FURTHER ORDERED that plaintiff's motion for in camera inspection be, and the same hereby is, granted, as follows:

(A) Defendant shall, within thirty (30) days from the date hereof, deliver to the Court in a sealed unit a true copy of each of the items listed in Schedules A and B of plaintiff's motion to compel in camera inspection, with the exception of those documents that, as of the date of delivery, have already been disclosed to plaintiff in their entirety;[*]

(B) Defendant shall, with respect to each item delivered, identify those documents or particular portions thereof that, as of the date of delivery, remain classified;

(C) Defendant shall, with respect to each item delivered, place brackets around those portions that the agency deleted from the documents when it previously released them to plaintiff in part;

(D) Defendant shall attach to each item delivered a copy of the justification for withholding that document filed in its Document Disposition Index; PROVIDED THAT, in the event no justification has yet been filed for particular items because defendant has deferred to another agency for that purpose, defendant shall obtain that agency's justification and affix it to the appropriate withheld item. In that event, defendant shall file and serve upon plaintiff a copy of any justifications so obtained;

(E) Defendant shall immediately notify plaintiff when delivery of items for in camera inspection has taken place and plaintiff shall have twenty (20) days within which to file a statement of his views with respect to the justification offered for withholding each of the items delivered. Plaintiff shall state his views with respect to each separate justification on individual sheets of paper so that each statement may be attached to the pertinent justification.

NOTES

[1] At issue in this litigation is the exempt status of several hundred separately identified documents relating to the assassination of John Fitzgerald Kennedy. Suit was originally brought to obtain computer printouts that plaintiff requested as a prefatory step to obtaining the materials identified on the printouts. The agency later produced these printouts and, because it was aware of plaintiff's broader interests in the subject of the assassination, defendant included plaintiff among others who had earlier requested access to assassination-related materials. Treating plaintiff's request in this manner has led the agency to identify a discreet number of items that went beyond the scope of plaintiff's original request. To this extent, the agency has correspondingly enlarged the scope of this lawsuit. Viewed in this way, plaintiff's suit was not mooted by the agency's production of the sought after computer printouts. By the same token the present scope of this lawsuit need not be further enlarged by plaintiff's unilateral request beyond the currently identified materials.

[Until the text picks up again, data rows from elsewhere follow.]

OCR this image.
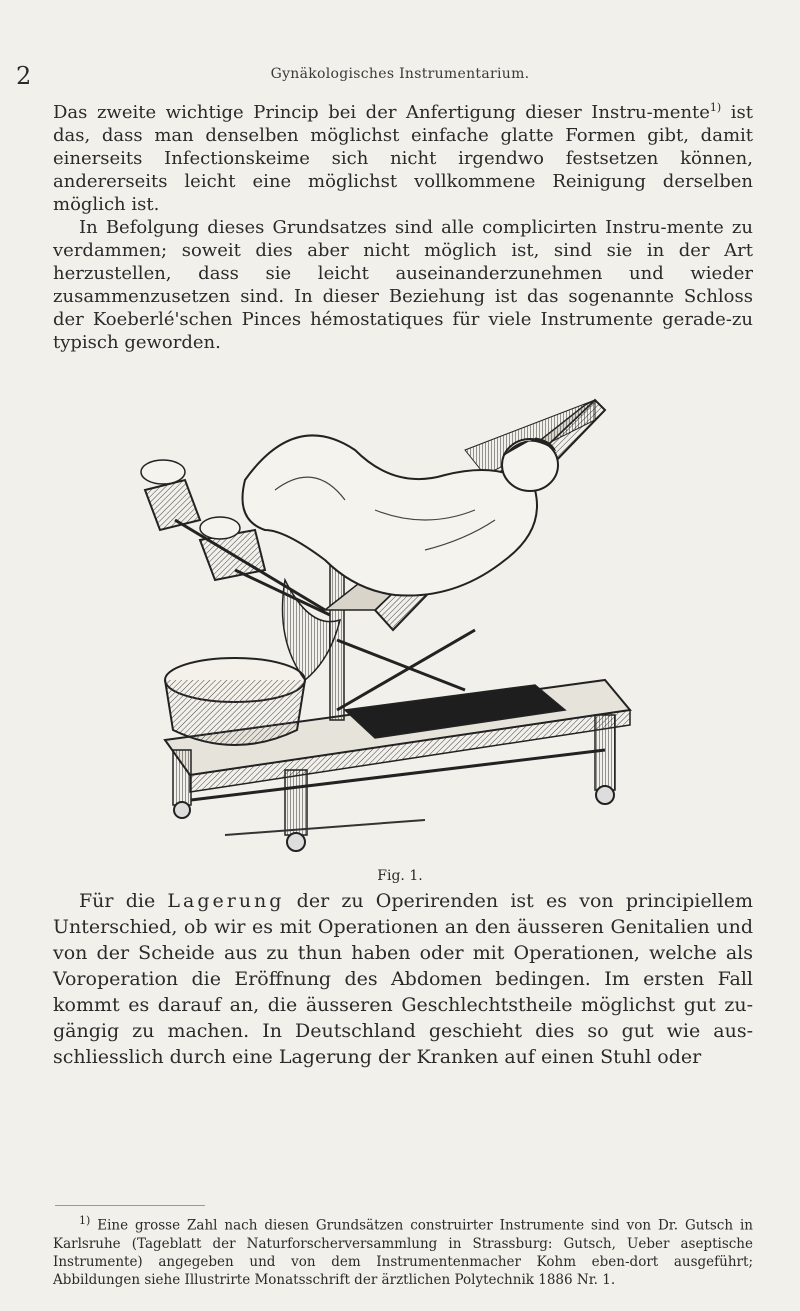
2	Gynäkologisches Instrumentarium.

Das zweite wichtige Princip bei der Anfertigung dieser Instru-mente$^{1)}$ ist das, dass man denselben möglichst einfache glatte Formen gibt, damit einerseits Infectionskeime sich nicht irgendwo festsetzen können, andererseits leicht eine möglichst vollkommene Reinigung derselben möglich ist.

In Befolgung dieses Grundsatzes sind alle complicirten Instru-mente zu verdammen; soweit dies aber nicht möglich ist, sind sie in der Art herzustellen, dass sie leicht auseinanderzunehmen und wieder zusammenzusetzen sind. In dieser Beziehung ist das sogenannte Schloss der Koeberlé'schen Pinces hémostatiques für viele Instrumente gerade-zu typisch geworden.

Fig. 1.

Für die Lagerung der zu Operirenden ist es von principiellem Unterschied, ob wir es mit Operationen an den äusseren Genitalien und von der Scheide aus zu thun haben oder mit Operationen, welche als Voroperation die Eröffnung des Abdomen bedingen. Im ersten Fall kommt es darauf an, die äusseren Geschlechtstheile möglichst gut zu-gängig zu machen. In Deutschland geschieht dies so gut wie aus-schliesslich durch eine Lagerung der Kranken auf einen Stuhl oder

$^{1)}$ Eine grosse Zahl nach diesen Grundsätzen construirter Instrumente sind von Dr. Gutsch in Karlsruhe (Tageblatt der Naturforscherversammlung in Strassburg: Gutsch, Ueber aseptische Instrumente) angegeben und von dem Instrumentenmacher Kohm eben-dort ausgeführt; Abbildungen siehe Illustrirte Monatsschrift der ärztlichen Polytechnik 1886 Nr. 1.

[2] See also EPA v. Mink, 410 U.S. 73, 93, 93 S. Ct. 827, 35 L. Ed. 2d 119 (1973).

[3] 5 U.S.C. § 552(b) (1). Similar concerns arise where the claim of exemption is based on 5 U.S.C. § 552(b) (3) in tandem with 50 U.S.C. §§ 403(d) (3) & 403g.

[4] 5 U.S.C. § 552(a) (4) (B).

[5] But see Rural Housing Alliance v. United States Department of Agriculture, 164 U.S. App.D.C. 46, 502 F.2d 1179 (1974) (Bazelon, C. J., concurring).

[6] See Ash Grove Cement v. FTC, 167 U.S.App. D.C. 249, 511 F.2d 815 (1975). In the Court's view, the items listed in schedules A and B of plaintiff's motion for in camera inspection appear representative of the several categories of withheld materials.

[7] It is true that proceeding in this manner leaves counsel for plaintiff, who is the adversary party, more or less out of the picture. But nothing prevents counsel from conveying his views on the disclosure of each sample item based on the justifications that are presently part of the record.

[*] See, e. g. document identified as 957-927 AC on plaintiff's Schedule B which, according to defendant's Index, was released in its entirety.